J habia nacido con dos ojos, genitales y una cabeza. Estas no eran las unicas cosas con las que habia nacido pero eran, al menos, las mas relevantes para el. El mundo ante el cual abrio los ojos estaba hecho de luz disparada por los objetos a su alrededor a distintas longitudes de onda. El mundo al cual abrio los ojos estaba hecho de luz refraccionada que es lo que le sucede a la luz cuando cambia de un medio a otro. Es lo que le sucede a la realidad cuando ves un espejismo. Cuando sumerges un objeto solido en agua.
J pertencia a unos primates que heredaron un lente para ver la luz. El lente, que provenia de antiguos y simples moluscos, no se encontraba en la especifica distribucion de proteinas que era el ADN de J. Sus ojos no percibian los cambios de luz ni el reflejo de ella en los objetos. Si te acercabas a sus ojos , en verano, podias sentir el calor irradiado quemar las yemas de tus dedos. Si se quedaba largas horas con el rostro hacia el sol sus ojos se convertian en reactores nucleares. Girasoles hambrientos, absorvian el calor pero no podian percibir la luz.
J pasaba horas frente a campos amarillos sembrados de trigo, observando directamente el sol, sin sentir jamas dolor. Los dias de verano eran largos y calidos, los niños pasaban a su lado corriendo a comprar helados sin notarlo, el sonido del follaje acariciado por el viento lo ayudaba a dormir por las noches. Un dia, al final del largo verano, cuando el frio comenzaba a arrancar hojas al follaje, alguien del pueblo invito a J a su casa. Ahi le ofrecieron algo caliente para beber y le pidieron que abriera sus ojos. El calor almacenado se esparcio por las habitaciones y los cuerpos frios de sus ocupantes. Desde entonces, cuando el verano terminaba, J paseaba por las calles del pueblo hasta que elegia una casa. Ahi la gente le ofrecia dulces y sopas, y verduras y frutas dulces a cambio de los soles que dormian en su rostro. J pasaba los inviernos en diferentes casas, durmiendo en el dia y con los ojos abiertos toda la noche, pensando en las respiraciones que lo rodeaban, saboreando los dulces que dejaban en su regazo.

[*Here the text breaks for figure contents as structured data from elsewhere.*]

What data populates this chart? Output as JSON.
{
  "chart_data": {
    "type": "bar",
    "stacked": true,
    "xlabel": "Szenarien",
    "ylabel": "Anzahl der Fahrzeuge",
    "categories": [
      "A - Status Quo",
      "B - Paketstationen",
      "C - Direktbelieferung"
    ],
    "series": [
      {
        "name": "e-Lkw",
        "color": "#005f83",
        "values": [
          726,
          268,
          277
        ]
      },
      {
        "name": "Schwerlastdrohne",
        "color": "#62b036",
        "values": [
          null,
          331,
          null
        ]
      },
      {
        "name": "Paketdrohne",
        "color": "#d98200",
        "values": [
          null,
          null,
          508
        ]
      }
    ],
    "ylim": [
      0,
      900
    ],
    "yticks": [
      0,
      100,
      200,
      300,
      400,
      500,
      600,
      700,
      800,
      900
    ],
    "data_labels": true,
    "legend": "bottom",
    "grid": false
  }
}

Si J hubiera podido leer las particulas de luz flotando a su alrededor habria sabido que sus ojos eran un cuerpo negro, un ente imposible de encontrar en la naturaleza. Habria sabido que era un portento, capaz de absorver toda la luz y la energia que lo rodeaba. Habria entendido ese silencio que lo despedia por las mañanas, las calles llenas del eco de sus propios pasos, las puertas a medio abrir, las manos temblorosas que lo recibian en los umbrales.